Désenclavement numérique :  Dominique Ouattara mène la lutte en Côte d’Ivoire

En retard par rapport au reste du monde, le continent africain doit faire face à une fracture numérique réelle. Malgré des progrès, ce retard empêche le développement efficace des technologies de l'information et de la communication (TIC) ou rend plus difficile la formation de la jeunesse africaine, notamment dans les établissements d'enseignement supérieur. Dans certains pays, les pouvoirs publics s'attaquent toutefois à ce problème. C’est le cas notamment en Côte d'Ivoire, où les initiatives de la Première Dame, Dominique Ouattara vont dans le sens d'un désenclavement numérique massif.

La fracture numérique, frein au développement

En matière de numérique et notamment d'accès à Internet, l'Afrique revient de très loin. En effet, en 1994, seuls l'Afrique du sud et l'Egypte possédaient un réseau Internet, encore à l'état embryonnaire. Si aujourd'hui la totalité des pays africains ont accès au web, la possibilité pour les populations d'avoir un abonnement au réseau demeure extrêmement limitée et ne concerne globalement que les classes supérieures africaines. En effet, on compte, notamment en Afrique subsaharienne -le Maghreb et l'Afrique du sud restant des cas à part-, moins de 10 abonnés pour 1 000 habitants. Si le taux de pénétration est d'environ 35 % au Maghreb et de 15 % sur les côtes africaines, il demeure beaucoup plus faible dans les terres, difficiles d'accès.

Les conséquences d'un tel retard numérique sont évidentes et constituent bien souvent des freins sérieux au développement économique du continent africain. En effet, les administrations, les universités, les centres de recherche ou encore les entreprises ne peuvent bénéficier des outils de gestion offerts par le numérique et ont ainsi des difficultés pour optimiser leur rendement et garantir à tous les meilleures conditions d'étude ou de travail. D'autant que des problèmes récurrents de connexion doivent être signalés, notamment du fait de la lenteur du réseau.

Dominique Ouattara en première ligne

Mais loin d'accepter cet état de fait, certains pays africains mènent des politiques de désenclavement volontariste.

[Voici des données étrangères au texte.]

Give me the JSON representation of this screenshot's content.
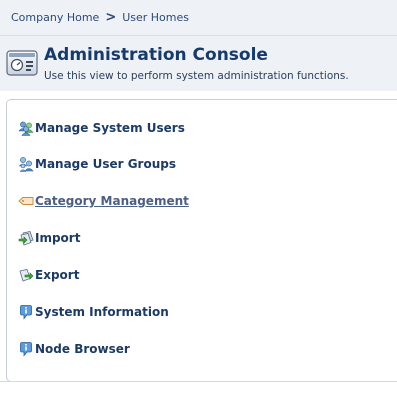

En Côte d'Ivoire, c'est sous l'impulsion de la Première Dame, Dominique Ouattara, présidente de la Fondation Children of Africa, qu'une démocratisation de l'accès à Internet peut être remarquée. Récemment, Dominique Ouattara a contribué à la réhabilitation du centre public de communication d'Abengourou, offrant aux populations locales 16 ordinateurs avec accès à Internet, une imprimante multifonction et une bibliothèque dotée de 3 000 livres. En effet, concentrant une partie de ses actions sur l'éducation des jeunes, Children of Africa est à l'origine de la réhabilitation et la remise à niveau de plusieurs centres de ce type en Côte d'Ivoire. De même, pour offrir aux populations les plus éloignées des centres urbains les moyens de s'ouvrir au monde, une flotte de bibliobus, dotée d'ordinateurs avec accès à Internet a été mise en place et sillonne les villes et les villages de la Côte d'Ivoire.

Le haut-débit constitue aussi un enjeu majeur pour les populations africaines. Dès 2009, en Algérie, c'est la fibre optique qui avait vu peu-à-peu le jour, notamment dans l'objectif de lutte contre la prolifération des antennes satellites et de garantie d'un cadre de vie plus sain aux populations. Le projet "Central African Backbone", débuté dès 2009 sous l'égide de la Communauté Economique et Monétaire d'Afrique Centrale (CEMAC) et qui court jusqu'en 2016, devrait permettre de garantir un meilleur accès au haut-débit à certains pays africains, comme la Centrafrique, le Congo, le Gabon. Soutenu à hauteur de 17 millions d'euros par la Banque Mondiale, ce projet devrait ainsi permettre le développement d'un vaste réseau de fibre optique et offrir une meilleure pénétration d'Internet dans les territoires les moins connectés.

Malgré les défaillances évidentes du continent africain en matière d'accès à Internet, les progrès restent réels, notamment du fait de certaines politiques volontaristes. Les actions menées par Dominique Ouattara en Côte d'Ivoire ou la CEMAC en Afrique centrale tendent à prouver l'existence d'une dynamique positive, qui ne demande qu'à se poursuivre et à se concrétiser par une hausse du nombre d'accès à Internet.